Should you consider an insurance endowment aka savings plan?
Investing in Endowments
What is an endowment?
An endowment is a financial pool where the capital is preserved and the returns are reinvested and/or used for various causes depending on the endowment’s purpose (i.e. university endowment fund for providing scholarships or fellowships).
In the Malaysian context, the most common endowment seen is an insurance investment plan or often known in layman terms as a savings plan. The function works similarly whereby you invest a fixed amount of funds over a period of years and will receive returns on schedule up to the maturity date whereby you receive a lump sum typically higher than your original capital.
Pros
- A secure low-risk investment where most of the returns are contractually guaranteed.
- Good endowments can provide higher returns than other low-risk investments i.e. fixed deposits.
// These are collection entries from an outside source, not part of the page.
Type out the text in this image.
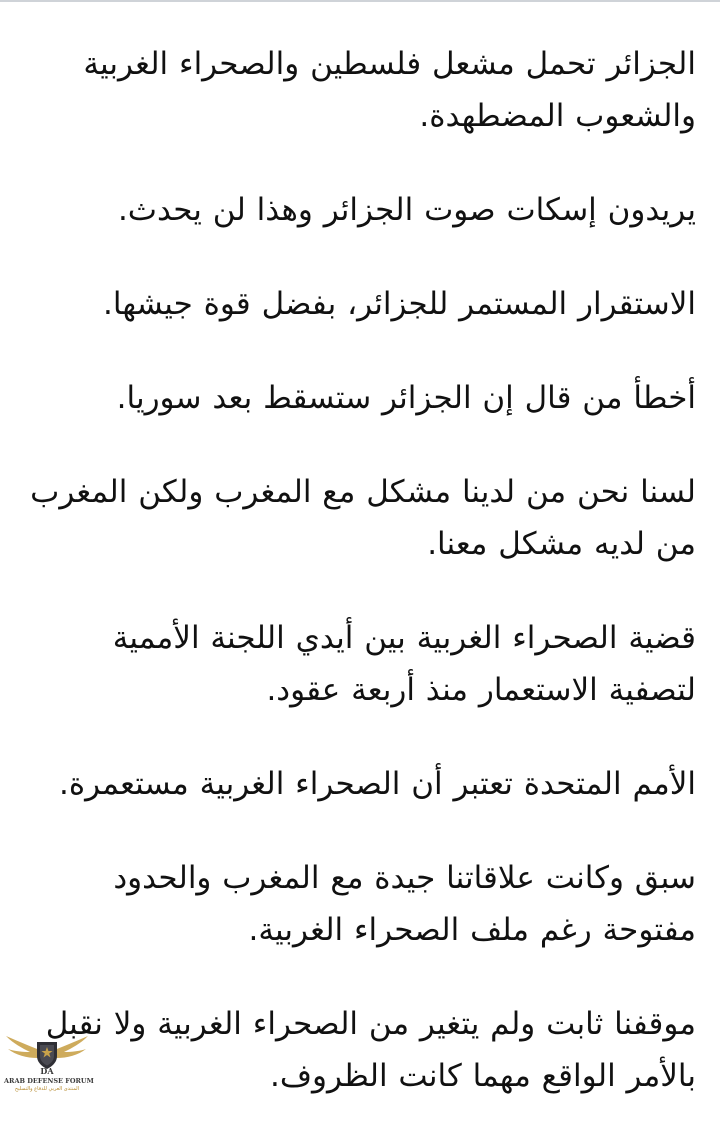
الجزائر تحمل مشعل فلسطين والصحراء الغربية
والشعوب المضطهدة.

يريدون إسكات صوت الجزائر وهذا لن يحدث.

الاستقرار المستمر للجزائر، بفضل قوة جيشها.

أخطأ من قال إن الجزائر ستسقط بعد سوريا.

لسنا نحن من لدينا مشكل مع المغرب ولكن المغرب
من لديه مشكل معنا.

قضية الصحراء الغربية بين أيدي اللجنة الأممية
لتصفية الاستعمار منذ أربعة عقود.

الأمم المتحدة تعتبر أن الصحراء الغربية مستعمرة.

سبق وكانت علاقاتنا جيدة مع المغرب والحدود
مفتوحة رغم ملف الصحراء الغربية.

موقفنا ثابت ولم يتغير من الصحراء الغربية ولا نقبل
بالأمر الواقع مهما كانت الظروف.

DA
ARAB DEFENSE FORUM
المنتدى العربي للدفاع والتسليح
- Good endowments provide high returns if the returns are reinvested with compounding instead of being withdrawn.
- Flexibility with your investment amount which does not need to be lump sum but divided up over X number of years OR can be placed all in up-front.
- Useful for those who want a largely automated/systematic way to save/invest at a better rate of return.
- Tax benefits as qualifies for life insurance tax deduction (if you have yet to max out).
Cons
- A long maturity period to receive the full returns of the endowment which are often 20/25 years or until your age reaches 70. There are some “shorter” endowments of 5/10/15 years.
- If you end your endowment early, you will lose money in the first 10 years for most endowments.
- Lack of control over what the endowment invests in as you don’t directly manage the endowment.
- Some endowment plans offer poor returns or over-promise and under deliver on returns.
- Be wary of overpromising or unauthorized returns illustrations which are not official from the insurer.
Types of Endowments
- Traditional with profit: Returns are based on bonus profits from the basic sum assured and a maturity/terminal bonus.
- Traditional non-profit: A lump sum payment payable only upon death, total permanent disability.
- Unit-linked: Endowment premiums are invested in a unit trust and returns are based on the UT performance.
Endowment Pay Outs
Paid out upon maturity or claim
- Guaranteed sum assured
- Annual reversionary bonus
- Maturity or terminal bonus
How to invest intelligently in an endowment.
While in most scenarios we would advise to keep insurance separate from investments (and an insurance is not an investment), endowments can be considered in certain scenarios.
- Only invest in endowments if you need to increase your asset allocation in lower-risk investments and even then only as a small part of your entire portfolio.
- Know your reason for the endowment investment as the investment horizon is long.
- Good objectives may be for retirement-related purposes, a fixed sum for travel/holidays annually or towards paying off for your long-term property loan.
- Your focus for the endowment would be returns thus to select an endowment with as little cost as possible goes into coverage (basic sum assured).
- Confirm the actual rate of return % of your endowment. Endowments typically state returns as % of basic sum assured which is NOT your rate of return.
- Check the history of the endowment including whether the endowment has ever returned below expected returns.
- Be wary of committing for very long years paying endowment premiums as a 10-year or longer payment term can psychologically feel very long.